Too big data objects - php

Recently, I have identified very strong code smell in one of the project, I'm working for.
Especially, in its cost counting feature. To count the total cost for some operation, we have to pass many kind of information to the "parser class".
For example:
phone numbers
selected campaigns
selected templates
selected contacts
selected groups
and about 2-4 information types more
Before refactoring there were all this parameters were passed through constructor to the Counter class(8 parameters, you can image that..).
To increase readability I have introduced a Data class, named CostCountingData with readable getters and setters to all this properties.
But I don't think, that that code became much readable after this refactoring:
$cost_data = new CostCountingData();
$cost_data->setNumbers($numbers);
$cost_data->setContacts($contacts);
$cost_data->setGroups($groups);
$cost_data->setCampaigns($campaigns);
$cost_data->setUser($user);
$cost_data->setText($text);
$cost_data->setTotalQuantity($total_quantity);
$CostCounter = new TemplateReccurentSendingCostCounter($cost_data);
$total_cost = $CostCounter->count();
Can you tell me whether there is some problem with readability of this code snippet?
Maybe you can see any code smells and can point me at them..
The only idea I have how to refactore this code, is to split this big data object to several, consisting related data types. But I'm not sure whether should I do this or not..
Whay do you think about it?

If what you want is named parameters (which it looks to me is what you are trying to achieve), would you ever consider just passing in an associative array, with the names as keys? There is also the Named Parameter Idiom, I can only find a good reference for this for C++ though, perhaps it's called something else by PHP programmers.
For that, you'd change your methods on CostCountingData so they all returned the original object. That way you could rewrite your top piece of code to this:
$cost_data = new CostCountingData();
$cost_data
->setNumbers($numbers)
->setContacts($contacts)
->setGroups($groups)
->setCampaigns($campaigns)
->setUser($user)
->setText($text)
->setTotalQuantity($total_quantity);
So there's two options. I would probably go for the named parameter idiom myself as it is self-documenting, but I don't think the difference is too great.
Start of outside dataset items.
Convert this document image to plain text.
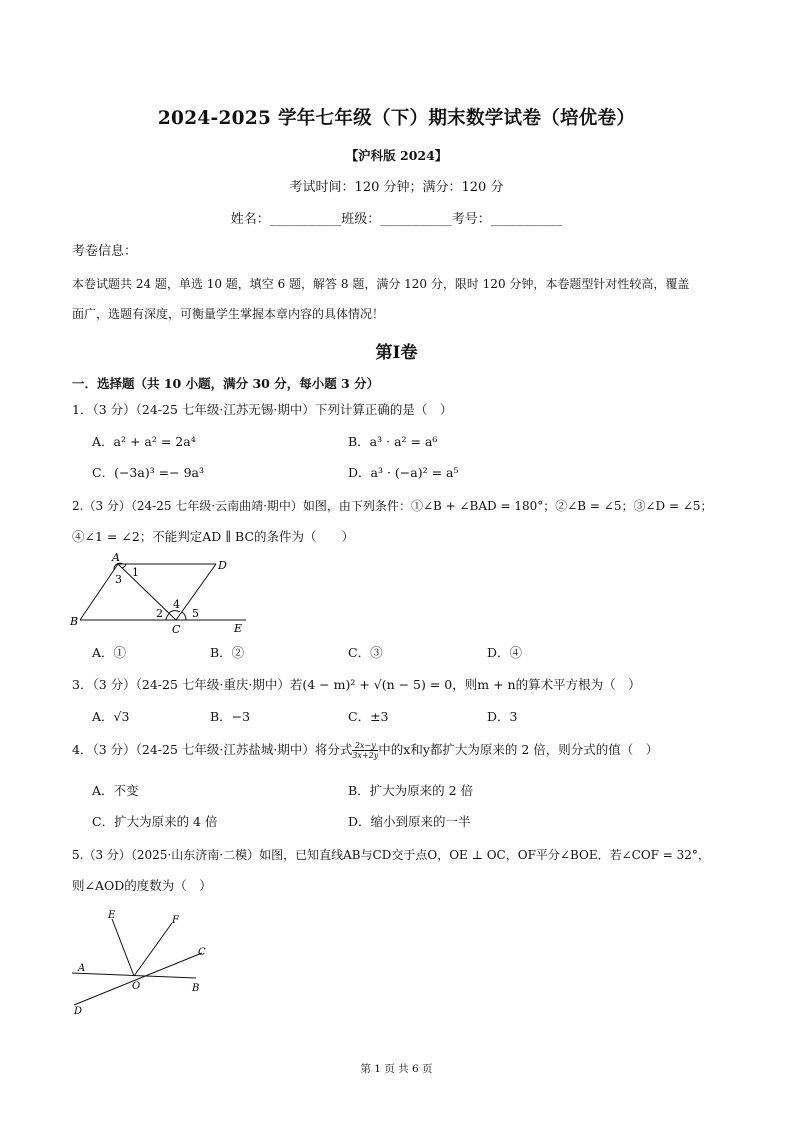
2024-2025 学年七年级（下）期末数学试卷（培优卷）
【沪科版 2024】
考试时间：120 分钟；满分：120 分
姓名：___________班级：___________考号：___________
考卷信息：
本卷试题共 24 题，单选 10 题，填空 6 题，解答 8 题，满分 120 分，限时 120 分钟，本卷题型针对性较高，覆盖
面广，选题有深度，可衡量学生掌握本章内容的具体情况！
第Ⅰ卷
一．选择题（共 10 小题，满分 30 分，每小题 3 分）
1．（3 分）（24-25 七年级·江苏无锡·期中）下列计算正确的是（　）
A．a² + a² = 2a⁴	B．a³ · a² = a⁶
C．(−3a)³ =− 9a³	D．a³ · (−a)² = a⁵
2.（3 分）（24-25 七年级·云南曲靖·期中）如图，由下列条件：①∠B + ∠BAD = 180°；②∠B = ∠5；③∠D = ∠5；
④∠1 = ∠2；不能判定AD ∥ BC的条件为（　　）
A
D
B
C	E
1
3
2
4
5
A．①	B．②	C．③	D．④
3．（3 分）（24-25 七年级·重庆·期中）若(4 − m)² + √(n − 5) = 0，则m + n的算术平方根为（　）
A．√3	B．−3	C．±3	D．3
4．（3 分）（24-25 七年级·江苏盐城·期中）将分式 $\frac{2x-y}{3x+2y}$ 中的x和y都扩大为原来的 2 倍，则分式的值（　）
A．不变	B．扩大为原来的 2 倍
C．扩大为原来的 4 倍	D．缩小到原来的一半
5.（3 分）（2025·山东济南·二模）如图，已知直线AB与CD交于点O，OE ⊥ OC，OF平分∠BOE．若∠COF = 32°，
则∠AOD的度数为（　）
E	F
C
A
O	B
D
第 1 页 共 6 页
There are a few possibilities here:
If you only need a few of the parameters each time, the named parameter approach suggested elsewhere in this answer is a nice solution.
If you always need all of the parameters, I would suggest that the smell is coming from a broken semantic model of the data required to calculate a cost.
No matter how you dress up a call to a method that takes eight arguments, the fact that eight supposedly unrelated pieces of information are required to calculate something will always smell.
Take a step back:
Are the eight separate arguments really all unrelated, or can you compose intermediate objects that reflect the reality of the situation a little better? Products? invoice items? Something else?
Can the cost method be split into smaller methods that calculate part of the cost based on fewer arguments, and the total cost produced from adding up the component costs?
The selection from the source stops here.